As I continue this story, I wish to change lanes along the path of the road and arrive at the concept of diversity. What gave me the inspiration to write about diversity was a sign I saw at an adjacent business to a Mexican restaurant I was going to. One of the signs said “Diversity,” and the light bulb went off in my head and I felt such a profound urge to write about such a concept. Diversity is or refers to the presence and recognition of differences among people or things in a group, environment, or society. After I saw that sign last week, I was slow to write, allowing my mind to sit with the topic allowing it’s ingredients to marinate inside my mind before turning key to word on my computer. When examining such a concept outside of human existence, I think about the biodiversity of life in ecosystems. A healthy ecosystem has a biodiversity of life forms that allow it to grow and prosper. Each living organism plays a role in their environment, and if there becomes an imbalance, the whole ecosystem is affected significantly. The same can be said about society and human life. Our society is a melting pot, mixing cultures, backgrounds, ages, experiences, and even though the list goes on in terms of the categorization of diversity, the precedent is set. Our society would slow to a screeching halt if that tight knit web of balance was affected yet what we see is a society that juxtaposes that very concept of diversity. To create an environment that puts one group, one line of reasoning, one experience before that of the whole, creates a breach in the diversity of life in America and the world as a whole.
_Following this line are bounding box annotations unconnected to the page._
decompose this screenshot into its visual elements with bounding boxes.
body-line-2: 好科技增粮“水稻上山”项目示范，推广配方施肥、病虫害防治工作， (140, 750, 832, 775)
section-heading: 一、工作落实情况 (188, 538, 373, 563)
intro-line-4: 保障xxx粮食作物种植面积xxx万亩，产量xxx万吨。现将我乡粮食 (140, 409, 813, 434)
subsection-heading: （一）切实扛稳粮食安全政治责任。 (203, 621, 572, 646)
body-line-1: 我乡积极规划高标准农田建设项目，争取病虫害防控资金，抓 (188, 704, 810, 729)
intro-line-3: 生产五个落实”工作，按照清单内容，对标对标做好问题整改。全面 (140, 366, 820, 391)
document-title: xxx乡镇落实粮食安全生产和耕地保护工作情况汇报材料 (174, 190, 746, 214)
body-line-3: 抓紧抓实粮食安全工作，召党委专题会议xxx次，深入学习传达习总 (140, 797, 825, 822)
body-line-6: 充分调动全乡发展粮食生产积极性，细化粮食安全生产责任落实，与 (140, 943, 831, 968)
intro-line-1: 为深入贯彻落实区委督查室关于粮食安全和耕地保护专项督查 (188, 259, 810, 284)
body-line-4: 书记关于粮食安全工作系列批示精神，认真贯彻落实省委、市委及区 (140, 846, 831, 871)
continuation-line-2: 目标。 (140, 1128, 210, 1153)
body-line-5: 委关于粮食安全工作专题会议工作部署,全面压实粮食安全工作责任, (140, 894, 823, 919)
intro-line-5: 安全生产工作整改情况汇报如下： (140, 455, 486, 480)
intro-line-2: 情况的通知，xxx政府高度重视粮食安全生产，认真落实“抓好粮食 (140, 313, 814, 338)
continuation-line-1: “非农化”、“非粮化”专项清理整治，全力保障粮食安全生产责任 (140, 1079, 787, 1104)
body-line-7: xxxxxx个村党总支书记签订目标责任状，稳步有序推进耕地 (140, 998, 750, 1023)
When the powers that be begin to isolate, to alienate group from group, culture from culture, the very building blocks of society as a whole, it brings me to speak up and speak out against such tactics for we are greater than the sum of our parts. To eliminate those building blocks of human society, would surely bring about its eventual collapse.
Ethics and diversity go hand-in-hand. It takes a group of individual perspectives that are guided by ethics to create a diverse, functional, and productive society. A diverse society brings together many different experiences that help guide the whole down the right path. The shortest distance between two points in space is a straight line, and we, the individual on the tight rope, must balance the needs of that diversity to stand tall and traverse the tight rope no matter the external forces weighing against us.